The Russian Foreign Minister also stated differences could be resolved “only through negotiations that take into account the interests of everyone.”
“The US Department of Defense condemns in the strongest possible terms Turkey’s October 16 test of the S-400 air defense system — a test confirmed today by Turkish President Recep Erdogan,” Pentagon spokesman Jonathan Hoffman said in a statement.
“We object to Turkey’s testing of this system, which risks serious consequences for our security relationship,” Hoffman said.
“We have been clear and unwavering in our position: an operational S-400 system is not consistent with Turkey’s commitments as a US and NATO ally.”

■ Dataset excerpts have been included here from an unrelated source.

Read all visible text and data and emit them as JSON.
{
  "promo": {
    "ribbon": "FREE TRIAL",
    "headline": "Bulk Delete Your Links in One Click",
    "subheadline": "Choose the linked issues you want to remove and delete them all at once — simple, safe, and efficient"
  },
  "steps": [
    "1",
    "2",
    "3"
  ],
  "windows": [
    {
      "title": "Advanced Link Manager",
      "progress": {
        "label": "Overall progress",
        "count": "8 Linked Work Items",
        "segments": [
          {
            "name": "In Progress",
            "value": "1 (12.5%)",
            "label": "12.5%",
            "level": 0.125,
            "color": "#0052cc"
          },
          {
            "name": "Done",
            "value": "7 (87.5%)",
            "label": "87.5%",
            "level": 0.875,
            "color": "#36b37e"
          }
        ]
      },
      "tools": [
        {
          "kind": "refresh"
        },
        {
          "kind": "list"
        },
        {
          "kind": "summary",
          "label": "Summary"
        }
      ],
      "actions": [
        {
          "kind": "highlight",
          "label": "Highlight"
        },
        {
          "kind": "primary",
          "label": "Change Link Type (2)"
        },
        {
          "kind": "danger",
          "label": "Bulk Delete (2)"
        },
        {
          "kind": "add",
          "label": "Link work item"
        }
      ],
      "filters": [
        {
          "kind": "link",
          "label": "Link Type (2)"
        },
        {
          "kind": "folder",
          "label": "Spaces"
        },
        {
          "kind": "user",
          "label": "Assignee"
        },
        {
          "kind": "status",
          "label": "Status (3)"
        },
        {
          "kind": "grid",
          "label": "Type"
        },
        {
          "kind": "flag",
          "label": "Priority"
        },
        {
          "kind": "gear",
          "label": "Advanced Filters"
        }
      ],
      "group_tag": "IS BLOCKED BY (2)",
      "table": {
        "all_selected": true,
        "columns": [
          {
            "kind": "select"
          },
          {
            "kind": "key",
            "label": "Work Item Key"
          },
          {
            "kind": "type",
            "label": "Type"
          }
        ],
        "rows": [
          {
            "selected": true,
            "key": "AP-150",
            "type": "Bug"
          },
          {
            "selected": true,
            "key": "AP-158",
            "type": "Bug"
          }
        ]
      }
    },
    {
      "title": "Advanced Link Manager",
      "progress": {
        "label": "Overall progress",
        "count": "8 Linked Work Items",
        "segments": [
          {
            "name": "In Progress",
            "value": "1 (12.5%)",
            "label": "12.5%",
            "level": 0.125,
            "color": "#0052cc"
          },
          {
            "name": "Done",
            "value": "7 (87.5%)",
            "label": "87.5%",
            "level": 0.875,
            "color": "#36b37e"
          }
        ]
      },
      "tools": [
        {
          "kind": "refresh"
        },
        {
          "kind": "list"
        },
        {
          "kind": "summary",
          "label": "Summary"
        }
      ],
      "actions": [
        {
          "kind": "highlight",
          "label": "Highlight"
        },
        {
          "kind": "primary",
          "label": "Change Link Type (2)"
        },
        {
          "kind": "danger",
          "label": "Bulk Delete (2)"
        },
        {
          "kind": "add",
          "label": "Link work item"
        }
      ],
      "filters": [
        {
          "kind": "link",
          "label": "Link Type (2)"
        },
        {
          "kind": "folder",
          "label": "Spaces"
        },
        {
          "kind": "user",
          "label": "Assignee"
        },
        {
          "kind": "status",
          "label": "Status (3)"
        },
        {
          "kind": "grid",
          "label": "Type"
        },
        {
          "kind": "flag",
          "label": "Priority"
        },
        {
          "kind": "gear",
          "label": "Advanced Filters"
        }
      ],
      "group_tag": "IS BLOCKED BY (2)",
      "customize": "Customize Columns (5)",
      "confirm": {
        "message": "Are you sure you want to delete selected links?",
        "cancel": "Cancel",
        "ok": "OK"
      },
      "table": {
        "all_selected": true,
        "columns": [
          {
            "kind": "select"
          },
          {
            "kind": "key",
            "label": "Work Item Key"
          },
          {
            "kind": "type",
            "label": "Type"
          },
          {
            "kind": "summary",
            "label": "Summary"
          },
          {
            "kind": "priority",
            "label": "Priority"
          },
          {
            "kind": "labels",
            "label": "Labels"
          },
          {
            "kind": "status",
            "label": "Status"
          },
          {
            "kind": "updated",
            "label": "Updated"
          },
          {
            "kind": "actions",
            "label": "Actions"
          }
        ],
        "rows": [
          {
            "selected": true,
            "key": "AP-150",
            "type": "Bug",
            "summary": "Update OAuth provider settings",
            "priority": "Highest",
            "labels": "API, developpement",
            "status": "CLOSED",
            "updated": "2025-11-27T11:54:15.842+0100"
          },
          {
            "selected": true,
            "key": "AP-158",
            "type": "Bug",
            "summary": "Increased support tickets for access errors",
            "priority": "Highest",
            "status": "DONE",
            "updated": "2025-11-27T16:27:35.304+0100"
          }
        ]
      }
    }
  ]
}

“Turkey has already been suspended from the F-35 program and the S-400 continues to be a significant barrier to progress elsewhere in the bilateral relationship,” Hoffman said.
Where does this leave us?
Well, with the increasing obvious but sad reality that Erdogan is no longer a partner to Europe’s or America’s democratic security. Instead, Erdogan requires confrontation. The United States should join with the European Union in preparing sanctions on the Turkish central bank. The Turkish lira is already at pathetic lows (in no insignificant part, thanks to Erdogan’s economic mismanagement). Let’s see whether the sultan feels so supreme when his economy implodes.
Nagorno-Karabakh, locally known as the Republic of Artsakh, is not the first to be targeted by Turkey, whose aggressive neo-Ottoman ambitions have manifested in recent intrusions into Libya, Israel, Iraq, Syria, Yemen, and Greece. To make matters worse, Turkey transports impoverished Syrian, Libyan mercenaries, and jihadist ISIS rebels to Azerbaijan as its proxy army in Nagorno-Karabakh. Both Azerbaijan and Turkey have strongly denied the deployment of mercenaries despite accumulating evidence in the international press as well as concerns raised by government representatives in France, Russia, Iran, Syria, and Libya.